Quarante minutes plus tard, elle arrivait devant l’appartement de son fils. Dans le taxi payé avec ses derniers billets, elle avait eu tout le trajet pour s’échauffer. Elle s’était imaginée entrant d’un pas décidé, leur disant leurs quatre vérités. Céline bredouillerait des excuses, Alexandre baisserait les yeux, honteux. Ils avaient sûrement oublié. Les jeunes, toujours la tête ailleurs. Eh bien, elle allait leur rafraîchir la mémoire.
Ce fut Céline qui ouvrit.
Martine inspira profondément, prête à attaquer d’une voix forte, mais les mots restèrent coincés dans sa gorge. Sa belle-fille avait une mine effrayante. Elle, d’ordinaire si soignée, se tenait là dans un vieux tee-shirt de son mari ; ses cheveux étaient tirés en un chignon désordonné, son visage creusé avait quelque chose d’inquiétant.
— C’est vous ? demanda-t-elle d’une voix râpeuse, comme une charnière rouillée. Vous n’avez pas essayé d’appeler ?
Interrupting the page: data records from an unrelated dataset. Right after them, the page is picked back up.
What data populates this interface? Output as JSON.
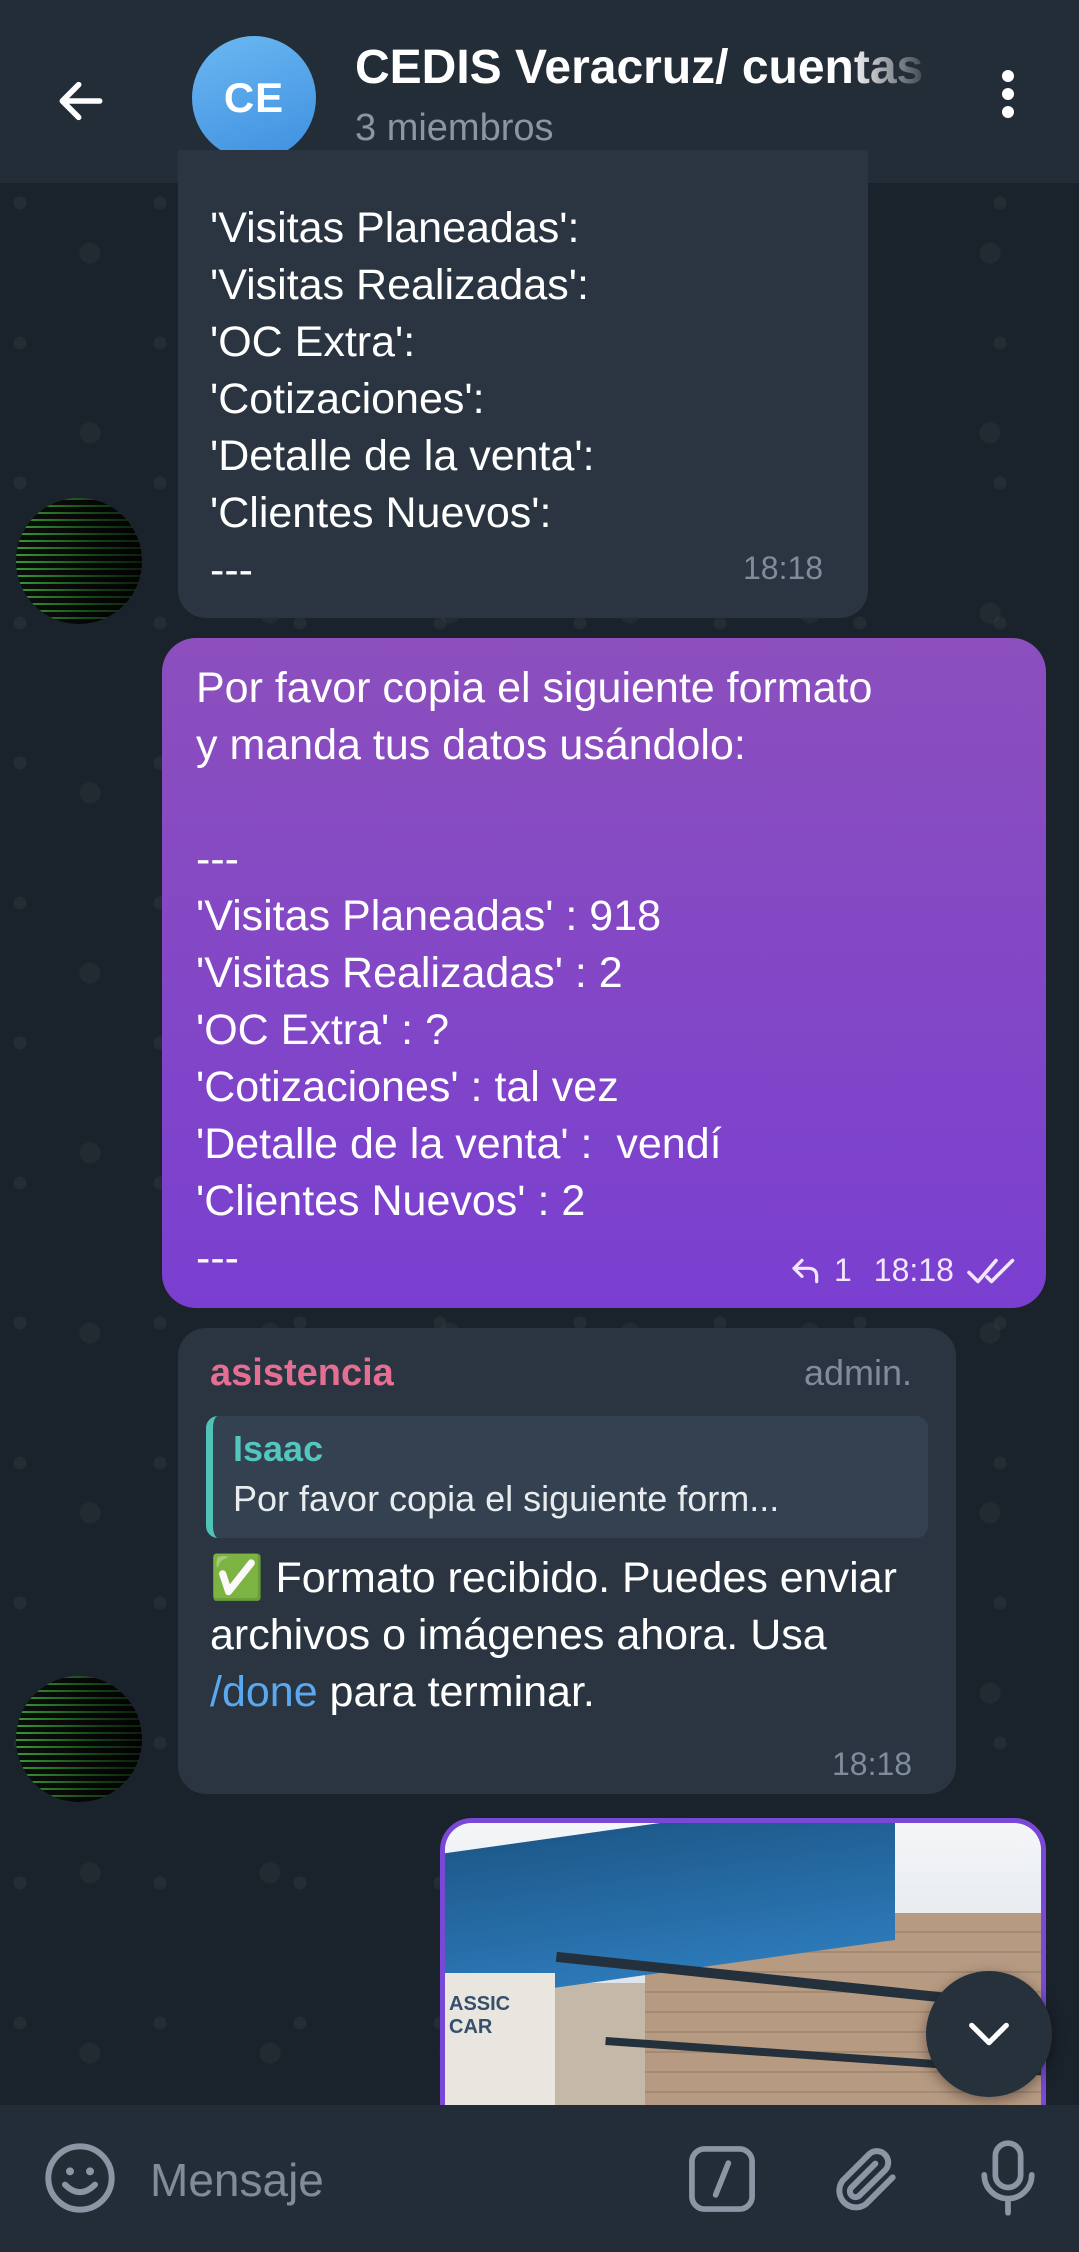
{
  "header": {
    "avatar_initials": "CE",
    "title": "CEDIS Veracruz/ cuentas",
    "subtitle": "3 miembros",
    "back_icon": "arrow-left-icon",
    "menu_icon": "more-vertical-icon"
  },
  "messages": {
    "first": {
      "text": "'Visitas Planeadas':\n'Visitas Realizadas':\n'OC Extra':\n'Cotizaciones':\n'Detalle de la venta':\n'Clientes Nuevos':\n---",
      "time": "18:18"
    },
    "outgoing": {
      "text": "Por favor copia el siguiente formato\ny manda tus datos usándolo:\n\n---\n'Visitas Planeadas' : 918\n'Visitas Realizadas' : 2\n'OC Extra' : ?\n'Cotizaciones' : tal vez\n'Detalle de la venta' :  vendí\n'Clientes Nuevos' : 2\n---",
      "replies": "1",
      "time": "18:18",
      "status_icon": "double-check-icon"
    },
    "bot_reply": {
      "sender": "asistencia",
      "role": "admin.",
      "quote_author": "Isaac",
      "quote_text": "Por favor copia el siguiente form...",
      "emoji": "✅",
      "text_before": " Formato recibido. Puedes enviar archivos o imágenes ahora. Usa ",
      "command": "/done",
      "text_after": " para terminar.",
      "time": "18:18"
    },
    "photo": {
      "sign_text": "ASSIC CAR"
    }
  },
  "input": {
    "placeholder": "Mensaje",
    "emoji_icon": "smiley-icon",
    "command_icon": "slash-command-icon",
    "attach_icon": "paperclip-icon",
    "mic_icon": "microphone-icon"
  },
  "colors": {
    "header_bg": "#232d38",
    "incoming_bubble": "#2a3541",
    "outgoing_bubble_top": "#8c4fbd",
    "outgoing_bubble_bottom": "#7a3fd0",
    "sender_name": "#e46f93",
    "quote_accent": "#4fc3b8",
    "link": "#5aa9f0"
  }
}
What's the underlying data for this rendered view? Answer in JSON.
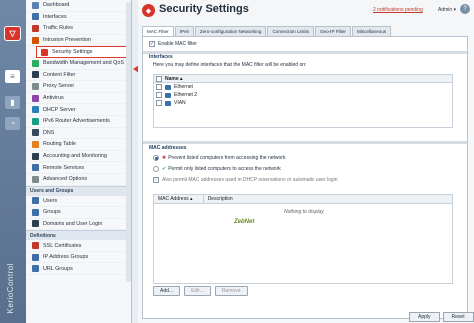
{
  "brand": "KerioControl",
  "sidebar": {
    "items": [
      {
        "label": "Dashboard",
        "color": "#5b7fb0"
      },
      {
        "label": "Interfaces",
        "color": "#3c6ea8"
      },
      {
        "label": "Traffic Rules",
        "color": "#c0392b"
      },
      {
        "label": "Intrusion Prevention",
        "color": "#d35400"
      },
      {
        "label": "Security Settings",
        "color": "#d8342b",
        "selected": true
      },
      {
        "label": "Bandwidth Management and QoS",
        "color": "#27ae60"
      },
      {
        "label": "Content Filter",
        "color": "#2c3e50"
      },
      {
        "label": "Proxy Server",
        "color": "#7f8c8d"
      },
      {
        "label": "Antivirus",
        "color": "#8e44ad"
      },
      {
        "label": "DHCP Server",
        "color": "#2980b9"
      },
      {
        "label": "IPv6 Router Advertisements",
        "color": "#16a085"
      },
      {
        "label": "DNS",
        "color": "#34495e"
      },
      {
        "label": "Routing Table",
        "color": "#e67e22"
      },
      {
        "label": "Accounting and Monitoring",
        "color": "#2c3e50"
      },
      {
        "label": "Remote Services",
        "color": "#3c6ea8"
      },
      {
        "label": "Advanced Options",
        "color": "#7f8c8d"
      }
    ],
    "section_users": "Users and Groups",
    "users_items": [
      {
        "label": "Users",
        "color": "#3c6ea8"
      },
      {
        "label": "Groups",
        "color": "#3c6ea8"
      },
      {
        "label": "Domains and User Login",
        "color": "#2c3e50"
      }
    ],
    "section_definitions": "Definitions",
    "definitions_items": [
      {
        "label": "SSL Certificates",
        "color": "#c0392b"
      },
      {
        "label": "IP Address Groups",
        "color": "#3c6ea8"
      },
      {
        "label": "URL Groups",
        "color": "#3c6ea8"
      }
    ]
  },
  "header": {
    "title": "Security Settings",
    "notifications": "2 notifications pending",
    "user": "Admin ▾"
  },
  "tabs": [
    "MAC Filter",
    "IPv6",
    "Zero-configuration Networking",
    "Connection Limits",
    "Geo-IP Filter",
    "Miscellaneous"
  ],
  "mac_filter": {
    "enable_label": "Enable MAC filter",
    "interfaces_title": "Interfaces",
    "interfaces_help": "Here you may define interfaces that the MAC filter will be enabled on:",
    "col_name": "Name ▴",
    "interfaces": [
      "Ethernet",
      "Ethernet 2",
      "VIAN"
    ],
    "mac_title": "MAC addresses",
    "option_prevent": "Prevent listed computers from accessing the network",
    "option_permit": "Permit only listed computers to access the network",
    "also_permit": "Also permit MAC addresses used in DHCP reservations or automatic user login",
    "col_mac": "MAC Address ▴",
    "col_desc": "Description",
    "empty_text": "Nothing to display",
    "watermark": "ZebNet",
    "add": "Add...",
    "edit": "Edit...",
    "remove": "Remove"
  },
  "footer": {
    "apply": "Apply",
    "reset": "Reset"
  }
}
— Bien sûr que si ! lança Martine en franchissant le seuil sans attendre, écartant presque Céline de l’épaule. Au lieu de l’odeur habituelle du café frais, un mélange de médicaments et d’air confiné lui sauta au nez. Vous m’évitez, tous les deux. Qu’est-ce qui se passe ? Pourquoi ma carte est vide ? Je me suis retrouvée ridicule au magasin !
— Allez dans la cuisine, répondit Céline en refermant la porte sans la regarder. Alexandre arrive.
La cuisine était sens dessus dessous. Sur la table s’entassaient des tasses sales, des feuilles éparpillées, des boîtes et des plaquettes de médicaments. Martine balaya les miettes d’une chaise du bout des doigts, avec dégoût, puis s’assit sans même déboutonner son manteau.
— J’attends des explications. J’avais des choses prévues, je vous signale.
Céline se laissa tomber sur le tabouret en face d’elle. Elle semblait vidée de ses forces.
— Il n’y aura plus de virements, Martine Lambert.
— Pardon ? fit la belle-mère avec un petit rire nerveux. C’est une blague ? Parce qu’elle est mauvaise.
— J’ai quitté mon travail. Il y a une semaine.
— Quitté ? Un poste pareil ? Tu as perdu la tête ? Vous avez un crédit immobilier, votre enfant va entrer à l’école ! Et Alexandre, il est censé tout porter seul ?
— Alexandre est au courant. Nous l’avons décidé ensemble. Le médecin a été très clair.